Berliner Jugendliche unterhalten sich mit Zeitzeug/innen über ihren Alltag im Nationalsozialismus und den heutigen im 21. Jahrhundert. An jeder Station des Audioguides lernt man die Geschichte der einzelnen Zeitzeug/innen an ihrem ehemaligen Wohn- oder Arbeitsort in Berlin-Mitte kennen. So erhält die Geschichte des Nationalsozialismus und der Judenverfolgung in Berlin auf eine besondere Art und Weise einen Ort. So steht man z.B. am Hackeschen Markt während Günter Jochmann erzählt, wie er an genau dieser Stelle das erste Mal Menschen mit dem Judenstern an der Jacke sah. In einer anderen Episode berichtet Inge Schoubye in der Auguststraße vor ihrer ehemaligen Ausbildungsstätte, wie sie die Dreißiger Jahre erlebte.
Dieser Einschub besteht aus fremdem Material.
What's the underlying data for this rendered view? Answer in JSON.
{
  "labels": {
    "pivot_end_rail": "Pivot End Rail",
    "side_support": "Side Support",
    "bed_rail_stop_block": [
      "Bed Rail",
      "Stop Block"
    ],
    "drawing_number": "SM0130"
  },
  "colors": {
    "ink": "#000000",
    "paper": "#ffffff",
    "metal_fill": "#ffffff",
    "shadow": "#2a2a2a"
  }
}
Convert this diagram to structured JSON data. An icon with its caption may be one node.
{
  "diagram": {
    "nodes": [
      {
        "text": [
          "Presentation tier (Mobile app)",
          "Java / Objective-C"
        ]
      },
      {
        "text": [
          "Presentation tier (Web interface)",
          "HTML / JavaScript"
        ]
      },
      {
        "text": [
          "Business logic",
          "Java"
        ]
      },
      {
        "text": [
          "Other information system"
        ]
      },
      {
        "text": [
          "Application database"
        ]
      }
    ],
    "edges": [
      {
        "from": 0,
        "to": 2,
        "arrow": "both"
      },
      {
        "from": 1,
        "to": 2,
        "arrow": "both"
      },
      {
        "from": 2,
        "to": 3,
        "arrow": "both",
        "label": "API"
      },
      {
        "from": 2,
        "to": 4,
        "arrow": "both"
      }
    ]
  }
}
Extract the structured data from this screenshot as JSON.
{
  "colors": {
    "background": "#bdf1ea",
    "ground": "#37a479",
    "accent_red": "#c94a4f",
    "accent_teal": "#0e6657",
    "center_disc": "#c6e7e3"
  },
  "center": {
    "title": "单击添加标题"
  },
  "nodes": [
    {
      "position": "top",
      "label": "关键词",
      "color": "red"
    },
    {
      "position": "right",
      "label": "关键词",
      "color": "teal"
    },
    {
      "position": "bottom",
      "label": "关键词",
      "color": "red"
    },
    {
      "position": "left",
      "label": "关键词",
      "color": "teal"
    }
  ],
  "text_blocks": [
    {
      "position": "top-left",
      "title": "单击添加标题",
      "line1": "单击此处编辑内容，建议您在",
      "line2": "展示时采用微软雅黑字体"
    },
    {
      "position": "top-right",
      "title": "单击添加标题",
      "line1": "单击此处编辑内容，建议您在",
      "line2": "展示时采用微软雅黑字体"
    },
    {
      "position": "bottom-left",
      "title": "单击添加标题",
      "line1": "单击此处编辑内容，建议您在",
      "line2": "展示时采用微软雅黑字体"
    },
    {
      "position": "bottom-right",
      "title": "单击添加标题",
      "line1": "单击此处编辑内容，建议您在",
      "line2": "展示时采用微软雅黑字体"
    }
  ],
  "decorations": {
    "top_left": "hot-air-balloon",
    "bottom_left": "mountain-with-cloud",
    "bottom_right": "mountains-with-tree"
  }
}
Ergänzend zur Audioführung wurden Unterrichtsmaterialien erstellt, die ebenfalls auf der Website kostenlos als PDF-Dokument heruntergeladen werden können. Sie sind als Kopiervorlagen für den schulischen Einsatz konzipiert. Die Sammlung besteht sowohl aus vor- und nachbereitenden Materialien als auch aus ganzen Unterrichtseinheiten und steht zu fünf Stationen des Audioguides zur Verfügung. Die Materialien sind sehr umfangreich und umfassen Hintergrundinformationen für die Pädagoginnen und Pädagogen, didaktische Hinweise und umfangreiches Quellenmaterial mit Arbeitsaufträgen. Dazu werden den Stationen verschiedene Themenbereiche zugeordnet, die bearbeitet werden können. Sie behandeln zum einen historische Inhalte rund um die NS-Geschichte und zum anderen aktuelle Themen wie multiple Identitäten oder Zivilcourage. Eingesetzt werden kann der Audioguide sowohl als klassische Stadtteilführung für Berlinbesucher/innen als auch für Berliner Schüler/innen, die sich mit Lokalgeschichte am Beispiel des Nationalsozialismus beschäftigen wollen.